By performing gene expression meta-analysis of 36,000 patient samples from 103 diseases, we find that only 20% of published gene associations exhibit significant differential expression. We contextualize the gene expression analysis with phenotypic disease similarity learned from electronic health records of two million patients. We compare disease similarity profiles based on molecular and clinical manifestations. We observe that many autoimmune diseases cluster with infectious diseases that are hypothesized to trigger the disease onset. For example, the only non infectious disease in a cluster of viral infections was systemic lupus erythematosus, a complex autoimmune disease whose pathogenesis is associated with viral infection. Similarly, Wegener’s granulomatosis and sarcoidosis are clustered with bacterial infections, which are hypothesized to trigger the onset of those diseases.

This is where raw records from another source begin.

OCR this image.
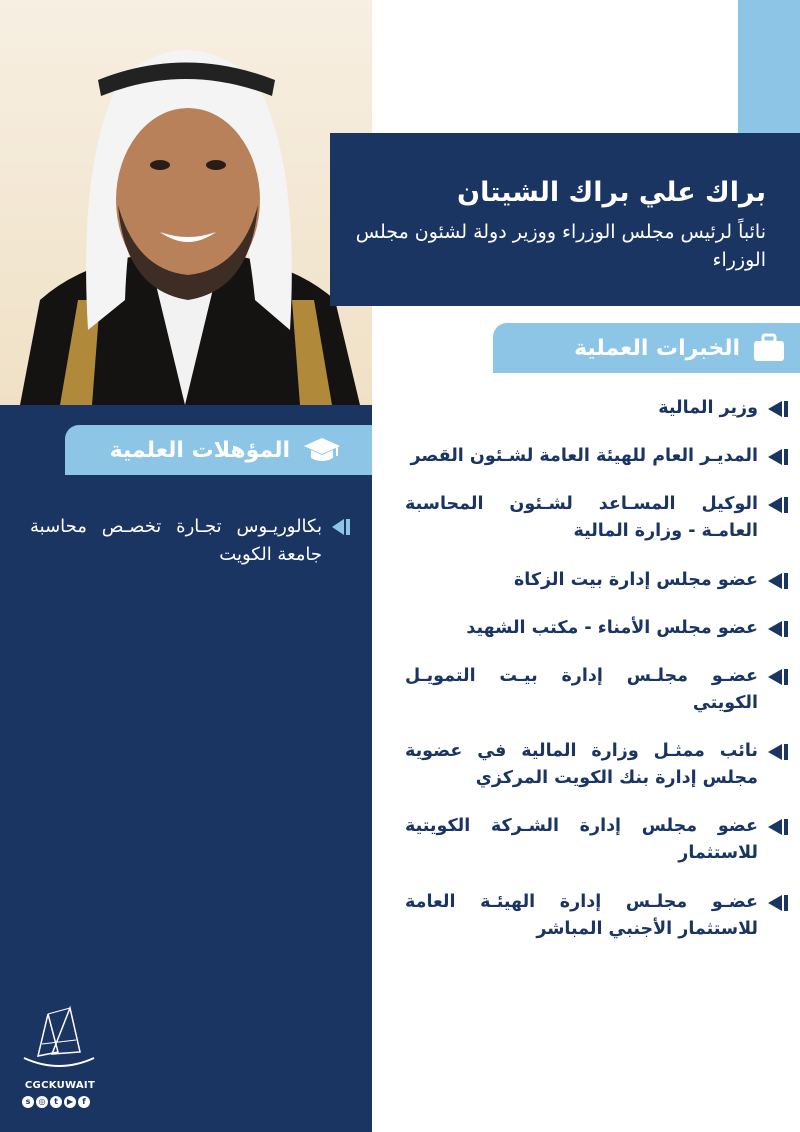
براك علي براك الشيتان
نائباً لرئيس مجلس الوزراء ووزير دولة لشئون مجلس الوزراء
الخبرات العملية
وزير المالية
المديـر العام للهيئة العامة لشـئون القصر
الوكيل المسـاعد لشـئون المحاسبة العامـة - وزارة المالية
عضو مجلس إدارة بيت الزكاة
عضو مجلس الأمناء - مكتب الشهيد
عضـو مجلـس إدارة بيـت التمويـل الكويتي
نائب ممثـل وزارة المالية في عضوية مجلس إدارة بنك الكويت المركزي
عضو مجلس إدارة الشـركة الكويتية للاستثمار
عضـو مجلـس إدارة الهيئـة العامة للاستثمار الأجنبي المباشر
المؤهلات العلمية
بكالوريـوس تجـارة تخصـص محاسبة جامعة الكويت
CGCKUWAIT
s	◎	t	▶	f
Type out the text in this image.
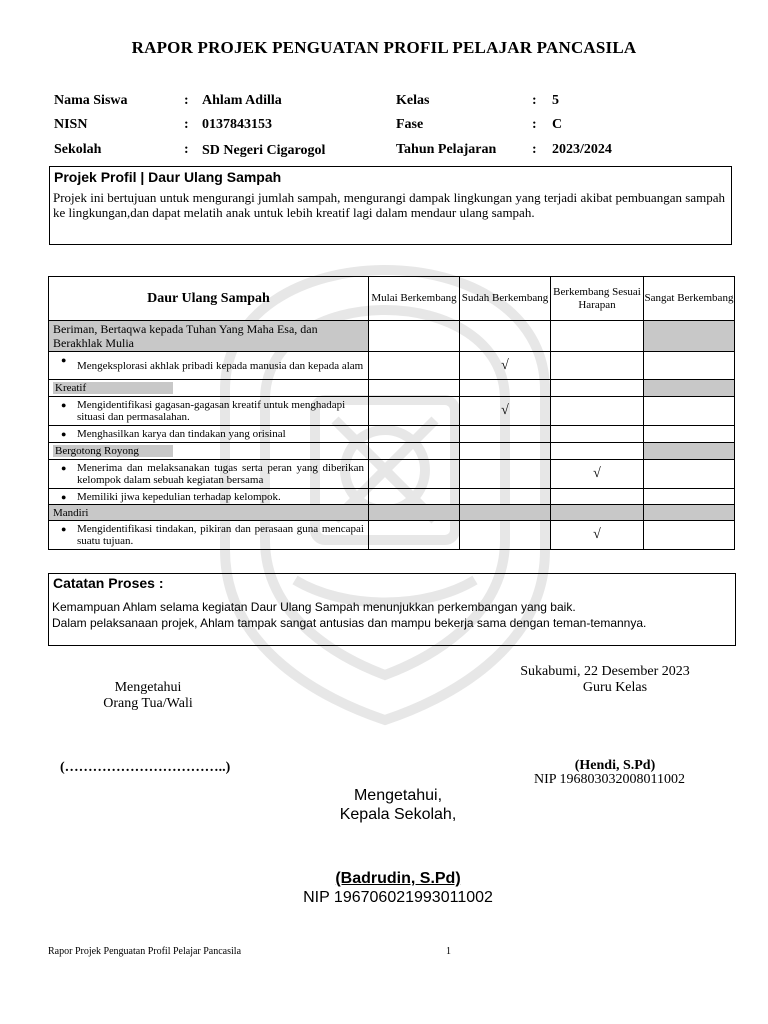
RAPOR PROJEK PENGUATAN PROFIL PELAJAR PANCASILA
Nama Siswa	: Ahlam Adilla	Kelas	: 5
NISN	: 0137843153	Fase	: C
Sekolah	: SD Negeri Cigarogol	Tahun Pelajaran	: 2023/2024
Projek Profil | Daur Ulang Sampah
Projek ini bertujuan untuk mengurangi jumlah sampah, mengurangi dampak lingkungan yang terjadi akibat pembuangan sampah ke lingkungan,dan dapat melatih anak untuk lebih kreatif lagi dalam mendaur ulang sampah.
Daur Ulang Sampah	Mulai Berkembang	Sudah Berkembang	Berkembang Sesuai Harapan	Sangat Berkembang
Beriman, Bertaqwa kepada Tuhan Yang Maha Esa, dan Berakhlak Mulia				

● Mengeksplorasi akhlak pribadi kepada manusia dan kepada alam		√		
Kreatif				

● Mengidentifikasi gagasan-gagasan kreatif untuk menghadapi situasi dan permasalahan.		√		

● Menghasilkan karya dan tindakan yang orisinal				

Bergotong Royong				

● Menerima dan melaksanakan tugas serta peran yang diberikan kelompok dalam sebuah kegiatan bersama			√	

● Memiliki jiwa kepedulian terhadap kelompok.				

Mandiri				

● Mengidentifikasi tindakan, pikiran dan perasaan guna mencapai suatu tujuan.			√	
Catatan Proses :
Kemampuan Ahlam selama kegiatan Daur Ulang Sampah menunjukkan perkembangan yang baik.
Dalam pelaksanaan projek, Ahlam tampak sangat antusias dan mampu bekerja sama dengan teman-temannya.
Sukabumi, 22 Desember 2023
Guru Kelas
Mengetahui
Orang Tua/Wali
(……………………………..)	(Hendi, S.Pd)
NIP 196803032008011002
Mengetahui,
Kepala Sekolah,
(Badrudin, S.Pd)
NIP 196706021993011002
Rapor Projek Penguatan Profil Pelajar Pancasila	1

To uncover new biological relationships between diseases, we identify surprising disease pairs with significant similarity. One surprising pair of diseases that was positively correlated in both the clinical and molecular data is the autoimmune disease rheumatoid arthritis (RA) and the muscular disorder inclusion body myositis (IBM). We validate clinical utility of our analysis by showing that positively correlated diseases tend to share drug indications. From this therapeutic perspective, the example of RA and IBM is particularly promising for improving treatment of IBM because RA has many approved therapies and IBM has none.
By integrating molecular and clinical data, our analysis identifies diseases with under-appreciated relationships and enables drug repositioning by connecting disparate research communities.